Research Tools & Code·arXiv cs.CL·Apr 20

Automatic Slide Updating with User-Defined Dynamic Templates and Natural Language Instructions

Researchers introduced DynaSlide, a 20K-example benchmark for automatically updating presentation slides via natural language commands on custom templates, plus SlideAgent, an agent framework combining multimodal parsing and language models to handle real-world business reporting decks.

Modelwire context

Explainer

The harder problem here isn't generating slides from scratch but editing existing ones while respecting user-defined template constraints, a distinction that makes DynaSlide meaningfully different from prior document-generation benchmarks.
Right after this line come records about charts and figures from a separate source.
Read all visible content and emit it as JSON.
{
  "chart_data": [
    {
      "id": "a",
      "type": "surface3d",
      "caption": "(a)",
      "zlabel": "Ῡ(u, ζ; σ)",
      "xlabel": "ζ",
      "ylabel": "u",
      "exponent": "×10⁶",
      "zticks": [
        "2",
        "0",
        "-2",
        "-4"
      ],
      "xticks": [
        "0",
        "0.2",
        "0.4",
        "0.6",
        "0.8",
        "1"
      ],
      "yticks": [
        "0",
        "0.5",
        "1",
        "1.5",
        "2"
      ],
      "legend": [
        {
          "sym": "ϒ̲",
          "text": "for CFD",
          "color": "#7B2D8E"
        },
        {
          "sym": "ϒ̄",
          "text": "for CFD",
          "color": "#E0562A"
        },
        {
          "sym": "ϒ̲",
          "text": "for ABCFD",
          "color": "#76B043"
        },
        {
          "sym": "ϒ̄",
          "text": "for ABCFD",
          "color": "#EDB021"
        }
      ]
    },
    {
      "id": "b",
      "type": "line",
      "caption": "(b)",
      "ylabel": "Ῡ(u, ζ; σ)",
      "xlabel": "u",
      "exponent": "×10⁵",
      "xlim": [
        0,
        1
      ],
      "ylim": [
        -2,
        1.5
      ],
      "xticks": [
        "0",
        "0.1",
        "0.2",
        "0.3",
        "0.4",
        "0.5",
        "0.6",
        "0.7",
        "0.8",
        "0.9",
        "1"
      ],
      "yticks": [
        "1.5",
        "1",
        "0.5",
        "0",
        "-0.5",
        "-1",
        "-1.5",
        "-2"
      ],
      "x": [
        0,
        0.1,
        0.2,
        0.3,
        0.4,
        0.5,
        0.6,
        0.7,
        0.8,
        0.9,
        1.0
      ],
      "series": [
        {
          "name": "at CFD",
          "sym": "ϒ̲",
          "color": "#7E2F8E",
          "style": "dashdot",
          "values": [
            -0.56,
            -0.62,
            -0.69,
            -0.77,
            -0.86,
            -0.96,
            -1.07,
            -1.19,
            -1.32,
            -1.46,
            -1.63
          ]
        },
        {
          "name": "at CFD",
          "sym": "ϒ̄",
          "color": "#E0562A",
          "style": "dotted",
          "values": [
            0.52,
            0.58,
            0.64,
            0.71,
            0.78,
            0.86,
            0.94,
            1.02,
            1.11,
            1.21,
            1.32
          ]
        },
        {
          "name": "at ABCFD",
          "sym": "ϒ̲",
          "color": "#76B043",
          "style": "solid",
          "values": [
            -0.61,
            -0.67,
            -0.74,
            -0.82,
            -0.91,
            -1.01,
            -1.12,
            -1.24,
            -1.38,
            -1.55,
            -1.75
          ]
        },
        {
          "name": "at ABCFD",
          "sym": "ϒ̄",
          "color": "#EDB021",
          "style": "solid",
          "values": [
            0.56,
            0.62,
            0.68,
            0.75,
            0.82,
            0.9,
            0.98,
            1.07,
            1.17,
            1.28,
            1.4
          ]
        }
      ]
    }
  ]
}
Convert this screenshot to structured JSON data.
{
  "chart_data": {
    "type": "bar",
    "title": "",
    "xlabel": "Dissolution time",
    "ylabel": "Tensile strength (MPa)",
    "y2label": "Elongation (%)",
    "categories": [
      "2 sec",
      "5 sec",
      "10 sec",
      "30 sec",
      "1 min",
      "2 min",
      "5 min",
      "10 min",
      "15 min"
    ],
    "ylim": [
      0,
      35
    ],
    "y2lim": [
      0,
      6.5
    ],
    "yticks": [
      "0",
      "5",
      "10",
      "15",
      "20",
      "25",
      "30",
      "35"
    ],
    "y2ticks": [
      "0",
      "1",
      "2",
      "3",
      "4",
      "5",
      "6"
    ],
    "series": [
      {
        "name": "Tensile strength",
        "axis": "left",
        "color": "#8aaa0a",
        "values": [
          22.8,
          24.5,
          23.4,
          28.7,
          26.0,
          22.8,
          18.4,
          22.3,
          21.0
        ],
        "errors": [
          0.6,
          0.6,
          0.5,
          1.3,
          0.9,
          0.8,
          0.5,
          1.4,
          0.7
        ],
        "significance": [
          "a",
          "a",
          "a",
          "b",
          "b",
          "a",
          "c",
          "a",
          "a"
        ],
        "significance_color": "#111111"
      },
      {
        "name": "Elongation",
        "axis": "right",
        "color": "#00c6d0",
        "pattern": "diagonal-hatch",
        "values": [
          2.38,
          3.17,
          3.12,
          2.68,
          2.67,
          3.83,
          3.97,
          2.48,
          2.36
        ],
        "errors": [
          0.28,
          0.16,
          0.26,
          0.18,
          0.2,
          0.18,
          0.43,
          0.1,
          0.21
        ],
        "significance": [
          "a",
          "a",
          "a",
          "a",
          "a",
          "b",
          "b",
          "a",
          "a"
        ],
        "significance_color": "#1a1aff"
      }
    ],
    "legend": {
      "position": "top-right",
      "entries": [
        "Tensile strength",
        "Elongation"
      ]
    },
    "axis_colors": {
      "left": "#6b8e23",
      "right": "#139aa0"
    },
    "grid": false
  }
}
The 20K-example scale also suggests the researchers are targeting fine-tuning and evaluation use cases, not just prompting experiments.

SlideAgent sits in a cluster of agent frameworks that combine multimodal parsing with structured output tasks. The MM-WebAgent paper from April 16 tackled a closely parallel problem: maintaining visual and stylistic coherence across a generated document while an agent coordinates layout and content decisions. Both papers treat the document as a constrained artifact, not a blank canvas, which is the architectural choice that actually matters. OpenAI's updated Agents SDK from April 15 provides the kind of native sandbox execution that frameworks like SlideAgent would need to run reliably in production, so the infrastructure layer is maturing alongside the task-specific research.

Watch whether SlideAgent's benchmark gets adopted by any of the major office-suite integrations (Google Workspace or Microsoft 365 Copilot) within the next six months. Adoption there would confirm the task formulation is practically useful; continued academic-only citation would suggest the template-constraint problem is harder to productize than the paper implies.

Coverage we drew on

MM-WebAgent: A Hierarchical Multimodal Web Agent for Webpage Generation · arXiv cs.CL

This analysis is generated by Modelwire’s editorial layer from our archive and the summary above. It is not a substitute for the original reporting. How we write it.

MentionsDynaSlide · SlideAgent

Read full story at arXiv cs.CL →(arxiv.org)

Modelwire Editorial

This synthesis and analysis was prepared by the Modelwire editorial team. We use advanced language models to read, ground, and connect the day’s most significant AI developments, providing original strategic context that helps practitioners and leaders stay ahead of the frontier.

Our mission How we write

Modelwire summarizes, we don’t republish. The full content lives on arxiv.org. If you’re a publisher and want a different summarization policy for your work, see our takedown page.